A few hours after the fever set in, though, I could barely move. I actually spent two hours trying to summon the energy to walk 10 feet from the bed to the bathroom to remove my contact lenses. Another internal debate about whether I’d benefit from some Advil required another 45 minutes before action was taken.

And yet at other times throughout this sleepless night, insights arrived with a razor-edge clarity that’s rarely in my possession. I recalled with startling vividness, for example, a close relative’s funeral from two years ago and the tidal wave of competing emotions it prompted in me, from sadness and regret to gratitude and mystery. It even brought a tear or two to the eyes of a guy who hasn’t cried since he found out how much money his college roommate makes as a radiologist.
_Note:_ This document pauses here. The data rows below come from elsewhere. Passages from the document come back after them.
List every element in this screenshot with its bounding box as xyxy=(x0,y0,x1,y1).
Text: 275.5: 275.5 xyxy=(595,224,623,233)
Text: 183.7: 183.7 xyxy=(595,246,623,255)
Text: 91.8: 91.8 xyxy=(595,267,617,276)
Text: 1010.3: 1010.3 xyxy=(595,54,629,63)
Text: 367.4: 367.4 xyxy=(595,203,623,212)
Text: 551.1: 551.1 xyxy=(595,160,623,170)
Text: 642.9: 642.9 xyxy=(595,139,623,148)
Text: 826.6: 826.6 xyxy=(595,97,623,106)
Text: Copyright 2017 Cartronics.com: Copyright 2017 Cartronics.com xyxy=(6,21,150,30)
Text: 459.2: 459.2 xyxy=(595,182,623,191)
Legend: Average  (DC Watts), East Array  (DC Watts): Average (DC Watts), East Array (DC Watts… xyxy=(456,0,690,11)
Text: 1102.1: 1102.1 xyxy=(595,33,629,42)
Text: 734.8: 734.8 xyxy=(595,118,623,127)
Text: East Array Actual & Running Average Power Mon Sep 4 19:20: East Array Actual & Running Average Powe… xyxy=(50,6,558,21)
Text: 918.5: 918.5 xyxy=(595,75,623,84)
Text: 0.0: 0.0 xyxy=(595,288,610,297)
As the night dragged on, I also became more attuned to my own body. My legs ached constantly and, coupled with nothing to do but think about them, forced me to pinpoint where the pain was coming from. I was able to take what felt like a generalized pain and identify that it was really originating from the lower leg – and that, yes, some Advil might address it. Most of all, I experienced renewed gratitude for good health, which many people do not have and which I’m usually too busy to even acknowledge, much less appreciate.

Such deeper awareness is the fruit of sitting still long enough to be present and mindful. It says something – something not complimentary – that I must rely on illness to put me in that place. Still, in this season of repentance, there’s something hopeful in the fact that even stomach bugs offer a second chance.